Other activities at ACL 2018
In this work, we focus on the problem of document summarization – reading a newspaper article and distilling it to the important points. In contrast to standard summarization methods, our work focuses on the generation of personalized summaries. For example, some readers may want to focus on a specific person on a sports team, want to read a shorter summary because they are busy, or want a summary of the remaining portion of the article they did not have time to read. We describe a simple method for achieving controllable summarization and show that our model can achieve state of the art results on a large-scale news summarization dataset.
3rd Workshop on Computational Approaches to Linguistic Code-Switching (CALCS)
Paper: Code-Switched Named Entity Recognition with Embedding Attention
Changhan Wang, Kyunghyun Cho and Douwe Kiela
We describe our work for the CALCS 2018 shared task on named entity recognition on code-switched data. Code-switching, i.e. the tendency for multilingual speakers to switch between languages, poses important problems for NLP systems. We designed and implemented a neural system that performs attention over word and character-level embeddings from different languages and feeds them into a shortcut-stacked BiLSTM-CRF, which ranked first place for MS Arabic-Egyptian named entity recognition and third place for English-Spanish.
3rd Workshop on Representation Learning for NLP (RepL4NLP)

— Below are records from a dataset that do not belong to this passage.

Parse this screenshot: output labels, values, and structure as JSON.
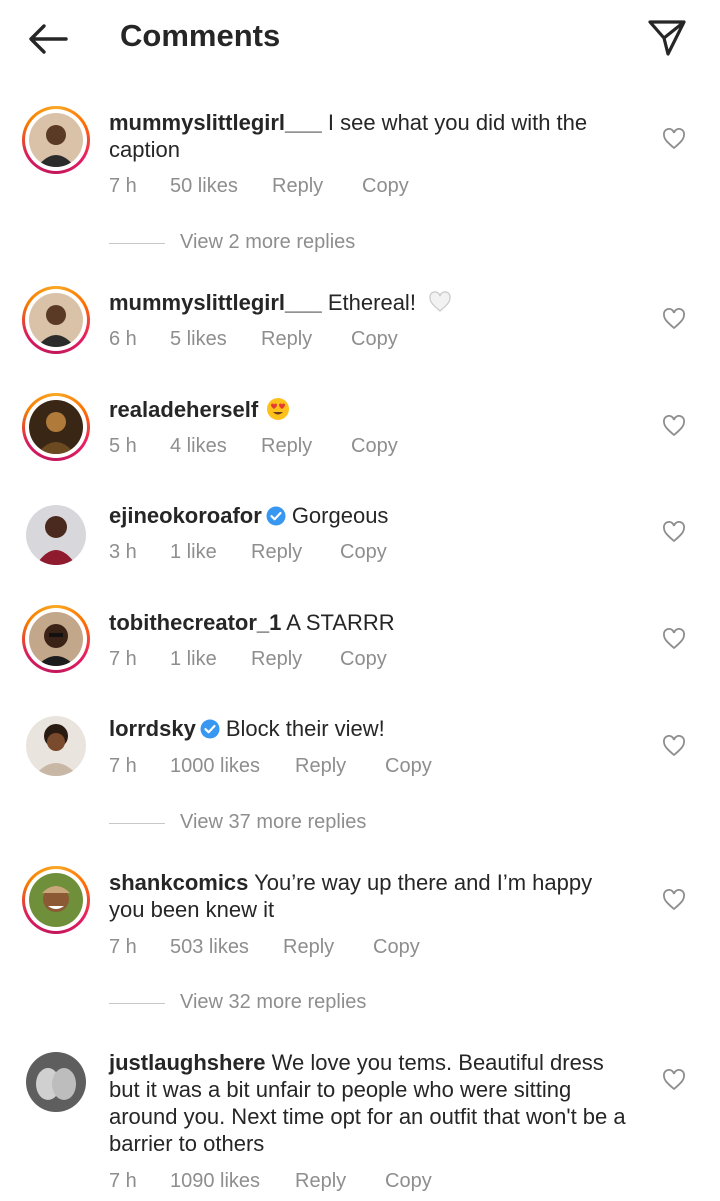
{
  "header": {
    "title": "Comments",
    "back_icon": "arrow-left-icon",
    "share_icon": "paper-plane-icon"
  },
  "comments": [
    {
      "username": "mummyslittlegirl___",
      "verified": false,
      "text": "I see what you did with the caption",
      "time": "7 h",
      "likes": "50 likes",
      "reply": "Reply",
      "copy": "Copy"
    },
    {
      "username": "mummyslittlegirl___",
      "verified": false,
      "text": "Ethereal!",
      "emoji": "white-heart",
      "time": "6 h",
      "likes": "5 likes",
      "reply": "Reply",
      "copy": "Copy"
    },
    {
      "username": "realadeherself",
      "verified": false,
      "text": "",
      "emoji": "heart-eyes",
      "time": "5 h",
      "likes": "4 likes",
      "reply": "Reply",
      "copy": "Copy"
    },
    {
      "username": "ejineokoroafor",
      "verified": true,
      "text": "Gorgeous",
      "time": "3 h",
      "likes": "1 like",
      "reply": "Reply",
      "copy": "Copy"
    },
    {
      "username": "tobithecreator_1",
      "verified": false,
      "text": "A STARRR",
      "time": "7 h",
      "likes": "1 like",
      "reply": "Reply",
      "copy": "Copy"
    },
    {
      "username": "lorrdsky",
      "verified": true,
      "text": "Block their view!",
      "time": "7 h",
      "likes": "1000 likes",
      "reply": "Reply",
      "copy": "Copy"
    },
    {
      "username": "shankcomics",
      "verified": false,
      "text": "You’re way up there and I’m happy you been knew it",
      "time": "7 h",
      "likes": "503 likes",
      "reply": "Reply",
      "copy": "Copy"
    },
    {
      "username": "justlaughshere",
      "verified": false,
      "text": "We love you tems. Beautiful dress but it was a bit unfair to people who were sitting around you. Next time opt for an outfit that won't be a barrier to others",
      "time": "7 h",
      "likes": "1090 likes",
      "reply": "Reply",
      "copy": "Copy"
    }
  ],
  "view_more": [
    {
      "label": "View 2 more replies"
    },
    {
      "label": "View 37 more replies"
    },
    {
      "label": "View 32 more replies"
    }
  ],
  "colors": {
    "text": "#262626",
    "secondary": "#8e8e8e",
    "verified": "#3897f0"
  }
}
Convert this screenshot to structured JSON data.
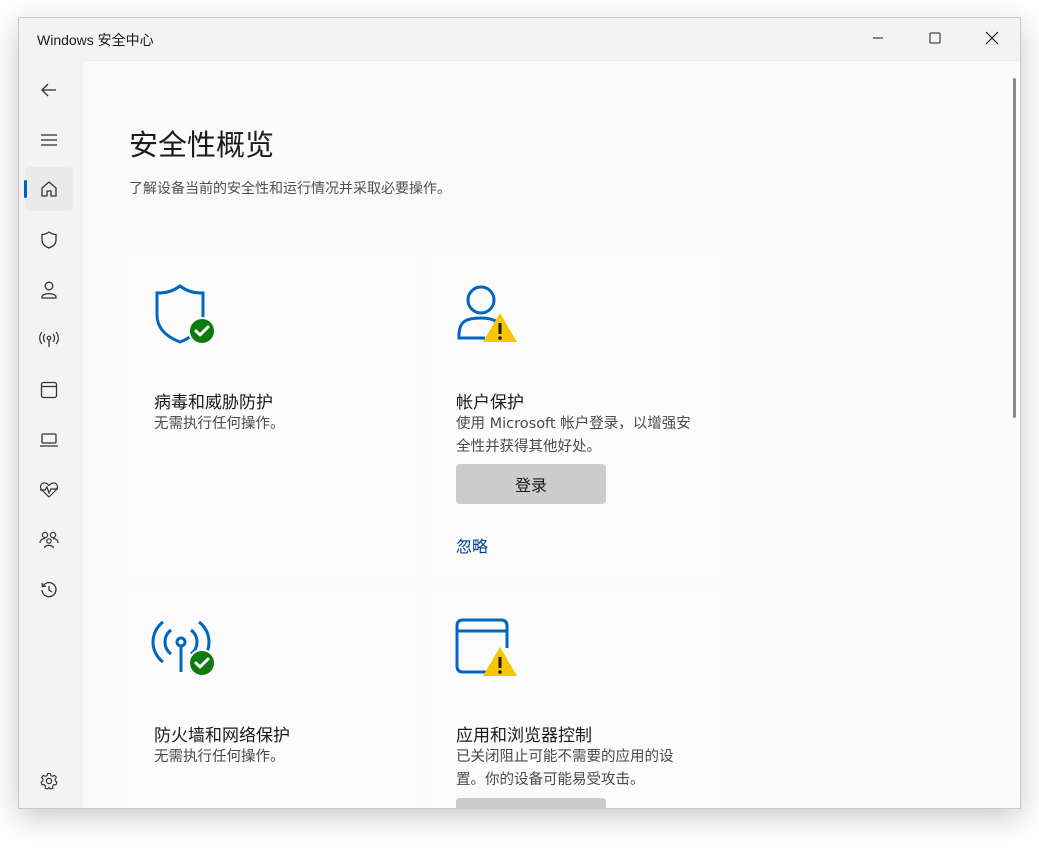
{
  "window": {
    "title": "Windows 安全中心"
  },
  "page": {
    "title": "安全性概览",
    "subtitle": "了解设备当前的安全性和运行情况并采取必要操作。"
  },
  "sidebar": {
    "items": [
      {
        "icon": "back-arrow-icon"
      },
      {
        "icon": "hamburger-menu-icon"
      },
      {
        "icon": "home-icon",
        "active": true
      },
      {
        "icon": "shield-icon"
      },
      {
        "icon": "person-icon"
      },
      {
        "icon": "wireless-antenna-icon"
      },
      {
        "icon": "app-browser-window-icon"
      },
      {
        "icon": "laptop-icon"
      },
      {
        "icon": "heart-pulse-icon"
      },
      {
        "icon": "family-icon"
      },
      {
        "icon": "history-icon"
      },
      {
        "icon": "gear-icon"
      }
    ]
  },
  "cards": [
    {
      "title": "病毒和威胁防护",
      "desc": "无需执行任何操作。",
      "status": "ok"
    },
    {
      "title": "帐户保护",
      "desc": "使用 Microsoft 帐户登录，以增强安全性并获得其他好处。",
      "status": "warning",
      "button": "登录",
      "link": "忽略"
    },
    {
      "title": "防火墙和网络保护",
      "desc": "无需执行任何操作。",
      "status": "ok"
    },
    {
      "title": "应用和浏览器控制",
      "desc": "已关闭阻止可能不需要的应用的设置。你的设备可能易受攻击。",
      "status": "warning"
    }
  ],
  "colors": {
    "accent": "#005fb8",
    "icon_blue": "#0067c0",
    "ok_green": "#0f7b0f",
    "warning_yellow": "#f7c600"
  }
}
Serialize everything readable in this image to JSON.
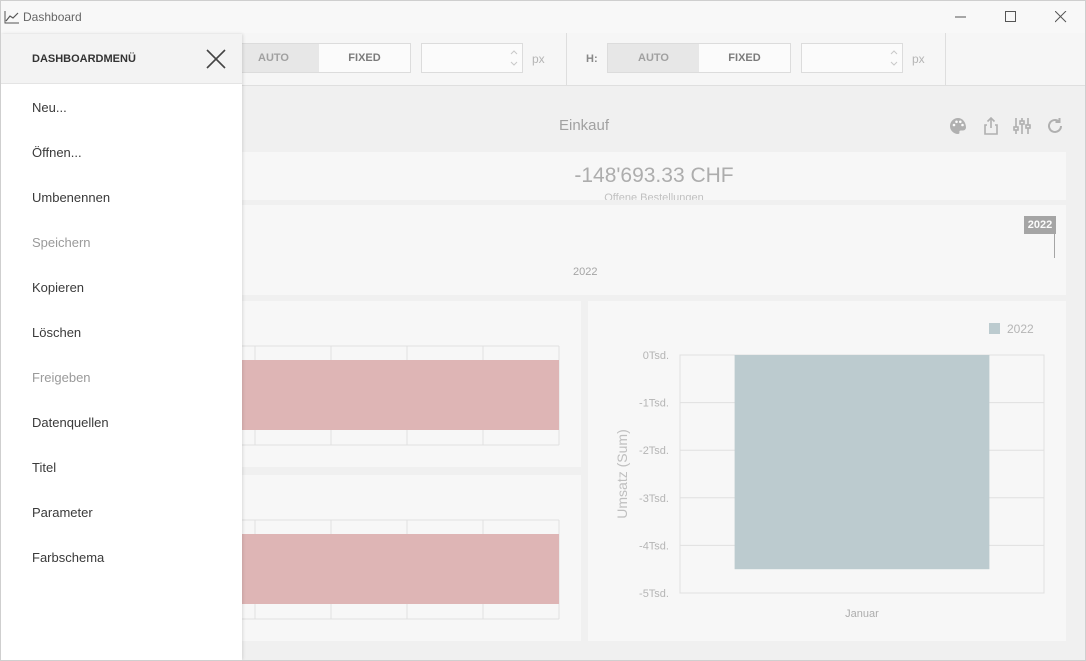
{
  "window": {
    "title": "Dashboard"
  },
  "toolbar": {
    "width_auto": "AUTO",
    "width_fixed": "FIXED",
    "width_unit": "px",
    "height_label": "H:",
    "height_auto": "AUTO",
    "height_fixed": "FIXED",
    "height_unit": "px"
  },
  "dashboard": {
    "title": "Einkauf",
    "kpi_value": "-148'693.33 CHF",
    "kpi_subtitle": "Offene Bestellungen",
    "range_year": "2022",
    "range_badge": "2022",
    "colors": {
      "bar_red": "#e2b8b8",
      "bar_blue": "#bfcfd3",
      "accent": "#a8a8a8"
    }
  },
  "chart_data": {
    "type": "bar",
    "categories": [
      "Januar"
    ],
    "series": [
      {
        "name": "2022",
        "values": [
          -4.5
        ]
      }
    ],
    "ylabel": "Umsatz (Sum)",
    "ylim": [
      -5,
      0
    ],
    "yticks": [
      "0Tsd.",
      "-1Tsd.",
      "-2Tsd.",
      "-3Tsd.",
      "-4Tsd.",
      "-5Tsd."
    ],
    "grid": true,
    "legend": "top-right"
  },
  "menu": {
    "title": "DASHBOARDMENÜ",
    "items": [
      {
        "label": "Neu...",
        "enabled": true
      },
      {
        "label": "Öffnen...",
        "enabled": true
      },
      {
        "label": "Umbenennen",
        "enabled": true
      },
      {
        "label": "Speichern",
        "enabled": false
      },
      {
        "label": "Kopieren",
        "enabled": true
      },
      {
        "label": "Löschen",
        "enabled": true
      },
      {
        "label": "Freigeben",
        "enabled": false
      },
      {
        "label": "Datenquellen",
        "enabled": true
      },
      {
        "label": "Titel",
        "enabled": true
      },
      {
        "label": "Parameter",
        "enabled": true
      },
      {
        "label": "Farbschema",
        "enabled": true
      }
    ]
  }
}
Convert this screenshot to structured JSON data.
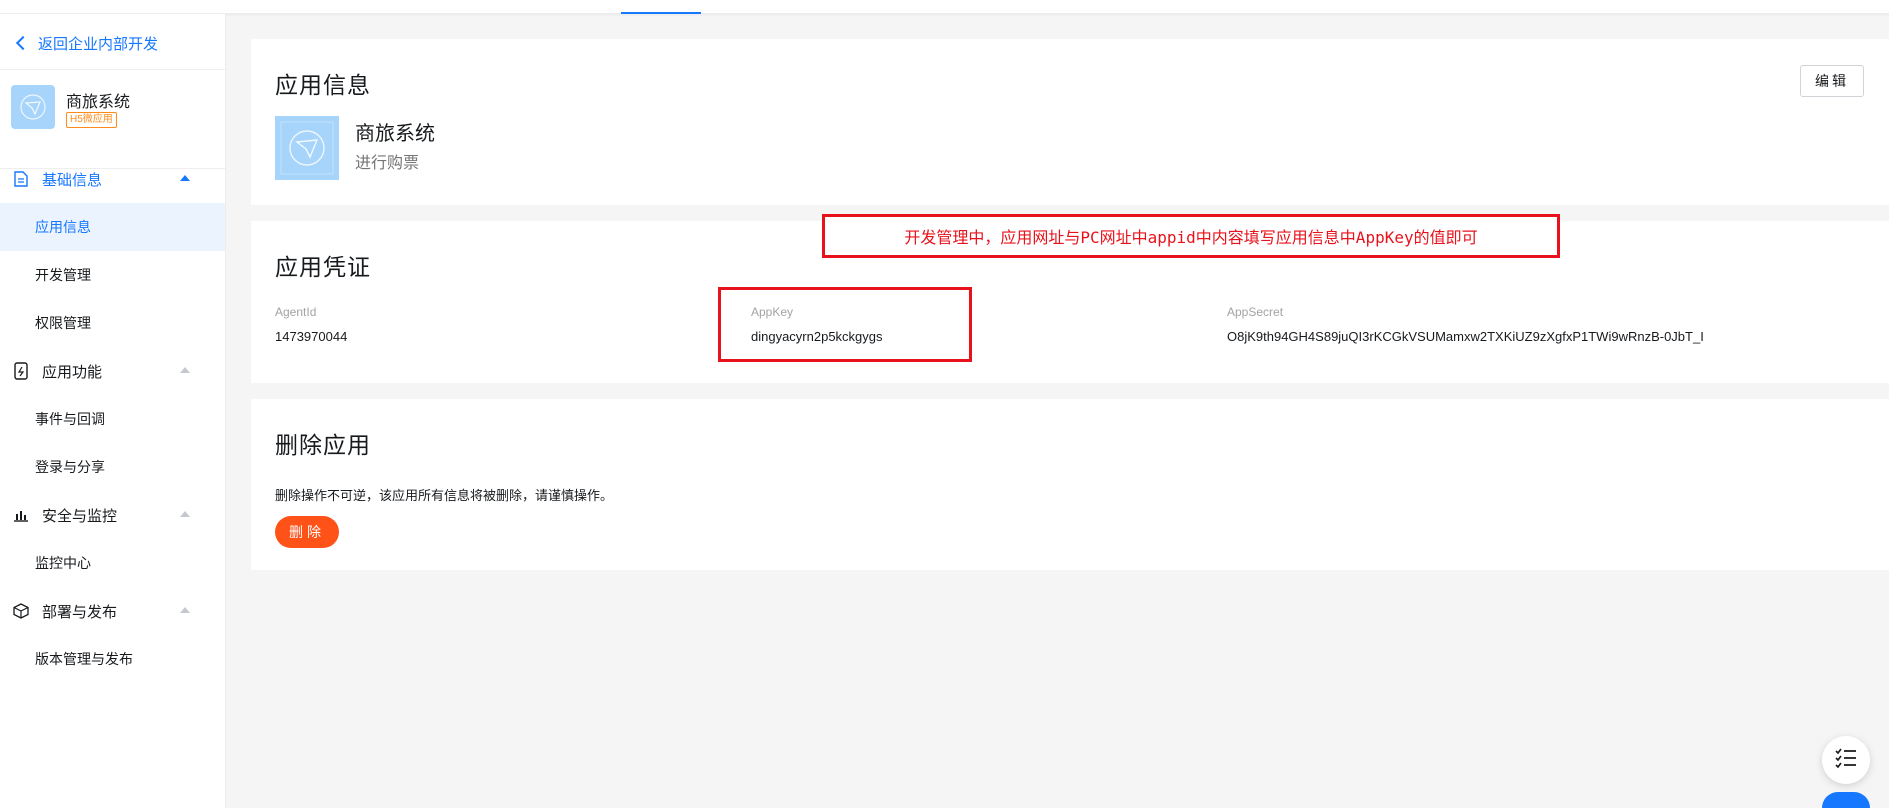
{
  "sidebar": {
    "back_label": "返回企业内部开发",
    "app_name": "商旅系统",
    "app_tag": "H5微应用",
    "groups": [
      {
        "label": "基础信息",
        "icon": "document-icon",
        "items": [
          "应用信息",
          "开发管理",
          "权限管理"
        ]
      },
      {
        "label": "应用功能",
        "icon": "app-function-icon",
        "items": [
          "事件与回调",
          "登录与分享"
        ]
      },
      {
        "label": "安全与监控",
        "icon": "bar-chart-icon",
        "items": [
          "监控中心"
        ]
      },
      {
        "label": "部署与发布",
        "icon": "cube-icon",
        "items": [
          "版本管理与发布"
        ]
      }
    ],
    "active_item": "应用信息"
  },
  "app_info": {
    "title": "应用信息",
    "edit_label": "编辑",
    "name": "商旅系统",
    "description": "进行购票"
  },
  "credentials": {
    "title": "应用凭证",
    "agent_id_label": "AgentId",
    "agent_id": "1473970044",
    "app_key_label": "AppKey",
    "app_key": "dingyacyrn2p5kckgygs",
    "app_secret_label": "AppSecret",
    "app_secret": "O8jK9th94GH4S89juQI3rKCGkVSUMamxw2TXKiUZ9zXgfxP1TWi9wRnzB-0JbT_I"
  },
  "delete": {
    "title": "删除应用",
    "warning": "删除操作不可逆，该应用所有信息将被删除，请谨慎操作。",
    "button_label": "删除"
  },
  "annotation": {
    "text": "开发管理中，应用网址与PC网址中appid中内容填写应用信息中AppKey的值即可"
  },
  "colors": {
    "accent": "#1677ff",
    "danger": "#ff5219",
    "annotation_red": "#e8121c",
    "tag_orange": "#ff8b1a",
    "app_icon_bg": "#a7d4fb"
  }
}
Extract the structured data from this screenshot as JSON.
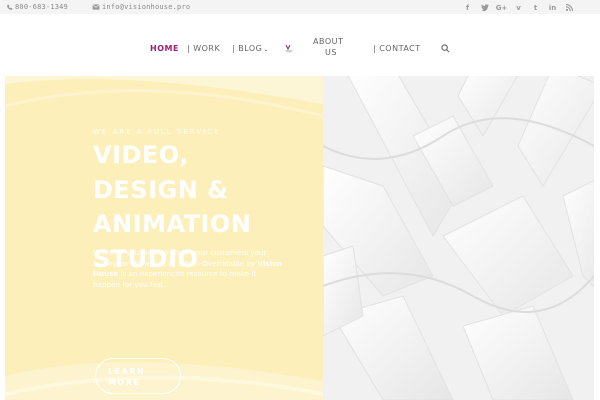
{
  "topbar": {
    "phone": "800-683-1349",
    "email": "info@visionhouse.pro",
    "socials": [
      "facebook-icon",
      "twitter-icon",
      "google-plus-icon",
      "vimeo-icon",
      "tumblr-icon",
      "linkedin-icon",
      "rss-icon"
    ]
  },
  "nav": {
    "home": "HOME",
    "work": "WORK",
    "blog": "BLOG",
    "about_line1": "ABOUT",
    "about_line2": "US",
    "contact": "CONTACT",
    "separator": "|",
    "active_color": "#9c1f70"
  },
  "hero": {
    "eyebrow": "WE ARE A FULL SERVICE",
    "headline": [
      "VIDEO,",
      "DESIGN &",
      "ANIMATION",
      "STUDIO"
    ],
    "description_pre": "Whether you want to show your customers your facility, or showcase or a Non-Overridable by",
    "description_brand": "Vision House",
    "description_post": "is an experienced resource to make it happen for you fast.",
    "cta": [
      "LEARN",
      "MORE"
    ],
    "left_bg": "#fcefb9",
    "right_bg": "#f3f3f3"
  }
}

Paper: Multilingual Seq2seq Training with Similarity Loss for Cross-Lingual Document Classification
Katherin Yu, Haoran Li and Barlas Oguz
This paper continues work on training sentence encoders using neural machine translation to do zero-shot cross-lingual transfer. We introduce an explicit penalty to bring sentence embeddings in different languages closer together. We present results on cross-lingual similarity search and cross-lingual document classification.